Nashville General Hospital at Meharry_688x376

Nashville General Hospital at Meharry

April 1, 2021
April 1, 2021


Nashville General Hospital at Meharry has provided quality healthcare to the Nashville community since 1890 when it opened its doors as City Hospital. Nashville General Hospital is a publicly supported, academically affiliated, community-based hospital which provides sophisticated healthcare services, stateof-the-art technology and compassionate care. As the acute care entity of the Metropolitan Nashville Hospital Authority, this 150-bed, Joint Commission accredited facility readily accommodates a wide range of acute care needs, including a post-operative surgical floor, medical floor, adult and neonatal intensive care units and full OB/GYN services. Serving as the index teaching hospital of Meharry Medical College, the Medical Staff and employees of Nashville General Hospital provide an educational and research environment based on the provision of comprehensive acute care services.
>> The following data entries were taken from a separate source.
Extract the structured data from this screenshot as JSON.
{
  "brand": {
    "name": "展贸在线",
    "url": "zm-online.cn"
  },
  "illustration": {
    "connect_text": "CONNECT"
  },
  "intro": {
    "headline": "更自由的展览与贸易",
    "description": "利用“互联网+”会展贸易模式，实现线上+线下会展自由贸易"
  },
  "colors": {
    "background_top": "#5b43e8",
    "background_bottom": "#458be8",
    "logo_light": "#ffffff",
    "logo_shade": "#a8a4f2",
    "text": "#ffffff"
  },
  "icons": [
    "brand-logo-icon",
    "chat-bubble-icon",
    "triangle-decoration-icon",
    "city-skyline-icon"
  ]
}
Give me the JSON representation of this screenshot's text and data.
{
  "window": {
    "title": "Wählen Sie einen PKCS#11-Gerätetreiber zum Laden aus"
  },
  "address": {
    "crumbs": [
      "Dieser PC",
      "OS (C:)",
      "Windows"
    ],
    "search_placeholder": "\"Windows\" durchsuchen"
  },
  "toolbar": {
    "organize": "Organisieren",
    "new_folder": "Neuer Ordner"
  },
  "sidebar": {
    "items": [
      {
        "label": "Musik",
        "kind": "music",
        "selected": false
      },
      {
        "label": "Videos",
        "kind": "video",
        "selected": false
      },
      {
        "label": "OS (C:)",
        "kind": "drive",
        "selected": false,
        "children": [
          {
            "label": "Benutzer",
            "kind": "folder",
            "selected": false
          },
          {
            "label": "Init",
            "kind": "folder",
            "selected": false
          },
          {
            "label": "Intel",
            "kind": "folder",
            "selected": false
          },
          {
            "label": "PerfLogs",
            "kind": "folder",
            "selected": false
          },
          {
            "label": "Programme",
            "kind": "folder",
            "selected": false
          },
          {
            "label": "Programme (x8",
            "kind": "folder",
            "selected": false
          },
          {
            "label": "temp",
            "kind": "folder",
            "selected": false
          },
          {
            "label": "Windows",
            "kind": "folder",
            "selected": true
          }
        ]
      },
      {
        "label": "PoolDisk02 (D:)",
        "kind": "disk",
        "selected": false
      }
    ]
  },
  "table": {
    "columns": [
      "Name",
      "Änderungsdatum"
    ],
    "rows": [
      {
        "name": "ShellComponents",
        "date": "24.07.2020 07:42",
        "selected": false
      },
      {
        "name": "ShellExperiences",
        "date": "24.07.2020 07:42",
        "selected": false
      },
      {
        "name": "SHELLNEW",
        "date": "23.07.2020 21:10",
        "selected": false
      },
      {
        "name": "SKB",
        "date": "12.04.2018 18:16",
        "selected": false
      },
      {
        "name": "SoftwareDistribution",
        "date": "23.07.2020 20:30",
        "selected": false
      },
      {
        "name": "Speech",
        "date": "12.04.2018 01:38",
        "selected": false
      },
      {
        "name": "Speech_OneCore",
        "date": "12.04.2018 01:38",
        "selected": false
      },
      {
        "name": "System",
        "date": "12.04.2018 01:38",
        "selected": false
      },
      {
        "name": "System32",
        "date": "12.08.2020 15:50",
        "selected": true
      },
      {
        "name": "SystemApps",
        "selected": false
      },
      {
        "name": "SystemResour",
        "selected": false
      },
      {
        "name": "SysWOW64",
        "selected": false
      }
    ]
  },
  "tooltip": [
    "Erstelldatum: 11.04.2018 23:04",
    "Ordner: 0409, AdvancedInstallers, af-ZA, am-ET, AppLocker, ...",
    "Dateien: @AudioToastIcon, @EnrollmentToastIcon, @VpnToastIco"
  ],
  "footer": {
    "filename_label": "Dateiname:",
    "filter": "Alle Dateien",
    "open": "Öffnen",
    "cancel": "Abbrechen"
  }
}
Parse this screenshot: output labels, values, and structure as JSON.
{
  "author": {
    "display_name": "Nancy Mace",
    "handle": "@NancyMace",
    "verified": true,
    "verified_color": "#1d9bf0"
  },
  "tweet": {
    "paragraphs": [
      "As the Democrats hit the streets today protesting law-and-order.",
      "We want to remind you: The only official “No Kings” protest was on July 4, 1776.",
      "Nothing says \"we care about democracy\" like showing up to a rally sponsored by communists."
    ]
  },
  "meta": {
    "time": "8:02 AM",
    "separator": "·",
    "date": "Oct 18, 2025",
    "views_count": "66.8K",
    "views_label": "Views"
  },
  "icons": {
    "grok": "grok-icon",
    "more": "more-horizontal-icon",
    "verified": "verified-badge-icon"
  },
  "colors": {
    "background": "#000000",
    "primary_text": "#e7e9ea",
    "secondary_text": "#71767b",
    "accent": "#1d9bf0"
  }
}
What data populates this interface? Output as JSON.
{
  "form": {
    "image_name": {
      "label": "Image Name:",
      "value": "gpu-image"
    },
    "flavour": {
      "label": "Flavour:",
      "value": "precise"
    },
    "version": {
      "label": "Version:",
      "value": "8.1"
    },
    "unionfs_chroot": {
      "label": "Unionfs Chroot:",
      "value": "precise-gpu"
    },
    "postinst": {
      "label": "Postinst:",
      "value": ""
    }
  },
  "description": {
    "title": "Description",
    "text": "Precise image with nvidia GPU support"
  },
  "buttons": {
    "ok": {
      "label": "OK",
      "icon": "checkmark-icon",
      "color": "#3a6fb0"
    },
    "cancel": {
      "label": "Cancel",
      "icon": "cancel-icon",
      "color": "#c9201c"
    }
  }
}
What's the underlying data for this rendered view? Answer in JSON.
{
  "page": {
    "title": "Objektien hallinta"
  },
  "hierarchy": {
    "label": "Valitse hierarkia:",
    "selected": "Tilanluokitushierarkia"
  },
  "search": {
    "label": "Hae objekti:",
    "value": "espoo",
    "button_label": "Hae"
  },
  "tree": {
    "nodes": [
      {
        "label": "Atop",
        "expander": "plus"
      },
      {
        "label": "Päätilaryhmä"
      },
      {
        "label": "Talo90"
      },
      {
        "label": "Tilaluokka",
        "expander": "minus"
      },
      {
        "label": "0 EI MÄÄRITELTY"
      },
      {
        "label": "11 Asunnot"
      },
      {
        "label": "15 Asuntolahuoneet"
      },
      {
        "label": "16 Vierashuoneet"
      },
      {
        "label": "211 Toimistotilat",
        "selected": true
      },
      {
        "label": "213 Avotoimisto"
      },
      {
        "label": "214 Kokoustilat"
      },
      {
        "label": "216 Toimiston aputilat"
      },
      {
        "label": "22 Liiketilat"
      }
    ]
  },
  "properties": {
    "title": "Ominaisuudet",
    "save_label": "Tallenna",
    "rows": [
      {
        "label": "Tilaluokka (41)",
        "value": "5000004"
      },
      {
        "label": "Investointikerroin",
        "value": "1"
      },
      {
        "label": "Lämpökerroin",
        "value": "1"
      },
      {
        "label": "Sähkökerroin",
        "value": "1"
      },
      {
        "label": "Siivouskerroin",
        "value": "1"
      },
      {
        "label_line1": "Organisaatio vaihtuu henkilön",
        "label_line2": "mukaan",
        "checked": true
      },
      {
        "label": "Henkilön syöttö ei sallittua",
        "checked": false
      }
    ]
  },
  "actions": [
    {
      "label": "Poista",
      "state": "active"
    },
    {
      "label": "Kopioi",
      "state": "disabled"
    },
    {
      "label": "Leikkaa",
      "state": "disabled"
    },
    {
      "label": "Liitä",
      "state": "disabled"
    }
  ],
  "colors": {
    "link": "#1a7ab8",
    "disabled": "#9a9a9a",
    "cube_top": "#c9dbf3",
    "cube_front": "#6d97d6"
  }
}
The vision of Nashville General Hospital’s leaders, physicians, and employees is to be an acclaimed healthcare center that demonstrates strength, compassion, and excellence in the provision of both clinical care and service.

The Challenge:

Medical Staff Coordinator Robbie Newlin describes the context for the Medical Staff Office at Nashville General Hospital. “This is a two person office serving two world-class medical schools, a community health system, 419 physicians and providers, and over 200 residents and medical students.” “Our environment requires us to have a great deal of flexibility to address day-today emergent needs,” continues Robbie. “Our challenge is to replace chaos with order.” To move toward a more streamlined and efficient process, the Medical Staff Office established six key goals:

Goal 1: Implement a “hands free” online portal for outside entities to verify providers
Goal 2: Achieve additional efficiencies with EchoPSV and Echo NPDB Auto
Goal 3: Streamline the reappointment application process
Goal 4: Use online application management to shorten on-boarding time
Goal 5: Enhance the Peer Review Process
Goal 6: Provide unexpected value to internal departments


WHY ECHOCLOUD? The Medical Staff Services team selected Cloud implementation to address these goals because their previous credentialing solution included a server in IT. That arrangement made the Medical Staff Office dependent on an already stretched IT team for ongoing support. With the move to Echo, the desire was to avoid additional pressure on IT. The Medical Staff Office didn’t want to ask their IT team to acquire hardware, configure IIS and SQL, install Echo, configure fax and e-mail, and to support backup, maintenance, and upgrades.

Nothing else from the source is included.